The 2016 JCT Student Competition enabled me to address a skills shortage in the profession that I believe stems from our own failure to prepare students for what is expected of them in practice. The work placement system that I proposed to mitigate this problem has been described as a “real-world practical solution” for improving how the profession uses it’s staff and skills.
There is a current disconnect between how the architecture profession educates its students and how these students contribute to the construction industry. While design skill and creative thinking are the calling cards for the modern architect, a great idea is not worth the paper it is printed on, unless the mechanism for delivery is clearly understood and then shrewdly implemented.

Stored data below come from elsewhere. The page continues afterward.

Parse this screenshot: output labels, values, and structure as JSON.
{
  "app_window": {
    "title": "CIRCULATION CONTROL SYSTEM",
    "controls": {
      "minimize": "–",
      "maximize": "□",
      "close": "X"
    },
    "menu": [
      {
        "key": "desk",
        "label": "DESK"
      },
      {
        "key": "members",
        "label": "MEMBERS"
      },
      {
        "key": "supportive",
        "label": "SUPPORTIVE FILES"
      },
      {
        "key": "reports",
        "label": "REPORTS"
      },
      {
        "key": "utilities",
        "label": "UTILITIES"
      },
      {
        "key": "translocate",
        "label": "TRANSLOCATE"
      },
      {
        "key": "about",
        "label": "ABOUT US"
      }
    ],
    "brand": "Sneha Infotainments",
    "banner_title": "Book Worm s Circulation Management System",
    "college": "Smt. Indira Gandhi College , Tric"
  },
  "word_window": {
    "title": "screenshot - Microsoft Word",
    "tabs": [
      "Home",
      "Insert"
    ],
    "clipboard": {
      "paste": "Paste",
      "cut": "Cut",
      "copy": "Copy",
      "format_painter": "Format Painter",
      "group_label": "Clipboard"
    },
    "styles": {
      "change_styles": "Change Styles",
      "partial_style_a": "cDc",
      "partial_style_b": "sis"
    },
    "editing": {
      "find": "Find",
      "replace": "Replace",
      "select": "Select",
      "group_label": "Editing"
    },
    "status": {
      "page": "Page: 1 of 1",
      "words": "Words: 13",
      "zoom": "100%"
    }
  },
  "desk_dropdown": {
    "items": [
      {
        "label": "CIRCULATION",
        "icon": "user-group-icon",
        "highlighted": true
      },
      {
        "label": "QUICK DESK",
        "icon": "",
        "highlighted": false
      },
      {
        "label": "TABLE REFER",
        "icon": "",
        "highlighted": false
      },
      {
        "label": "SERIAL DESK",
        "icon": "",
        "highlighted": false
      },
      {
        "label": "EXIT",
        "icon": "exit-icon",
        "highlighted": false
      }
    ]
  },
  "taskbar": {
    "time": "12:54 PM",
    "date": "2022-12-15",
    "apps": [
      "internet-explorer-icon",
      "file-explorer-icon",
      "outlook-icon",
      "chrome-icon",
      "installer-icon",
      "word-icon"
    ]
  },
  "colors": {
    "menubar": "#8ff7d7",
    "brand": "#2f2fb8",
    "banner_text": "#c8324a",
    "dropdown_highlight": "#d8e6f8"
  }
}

The problem, is that current architecture students are not taught how to deliver their ideas within the context of the construction industry. Knowledge of technical and regulatory frameworks as well as professional conduct are sorely absent from the early years of architectural training, meaning that students are unaware of what is expected of them. Subsequently, architecture as a profession is failing to match the growth and evolution of the wider construction industry.
The introduction of a work placement system would educate architecture students about the profession and the wider industry sooner and in a more structured manner than what currently exists in their education. I propose to leave the timeline required for qualification as it is, but create a new framework for work placements conducted during academic holidays. These would be based on four weeks a year, while studying for RIBA Parts I and II, making twenty weeks in total over the course of the five years spent in full-time architectural education.
A structured framework of short, unpaid placements across all sectors and practice sizes would enable students to see more approaches within a shorter time frame, improving their base knowledge of the profession and the wider industry. Not paying students, and having short placements in one or two week increments, would ensure that the student is in an office for their own benefit.
The RIBA would be responsible for maintaining a database of registered practices for students to visit. Universities would be required to record feedback from students and the practices, allowing for honest feedback to be passed between the two parties. The day to day practice of architecture is lacking in transparency for students, and architects must commit more resources to educating the next generation of the profession.
Learning is an iterative process, and in construction it is difficult to conduct meaningful critical analysis of one’s own studies, because projects just haven’t had the chance to pan out fully. Placements would allow students to see more approaches in a shorter space of time, improving their base knowledge of the profession and the wider construction industry.
What has become clear to me in these early years, is the sheer volume of knowledge and experience that exists beyond our own profession. Architects inhabit a privileged position in construction, where materials, methods and people can be synergised to create a result that is greater than the sum of its parts. It is my belief that immersing students in this process sooner, will reinforce the value of collaboration between disciplines and ultimately create better buildings and better cities.
In construction there is an overarching commitment to delivering buildings fit for purpose, we should be educating our architects in the same vein.
I was awarded First Prize in the JCT Student Competition 2016 with the essay “Work Placements for the Student’s Benefit, not their Employer’s.”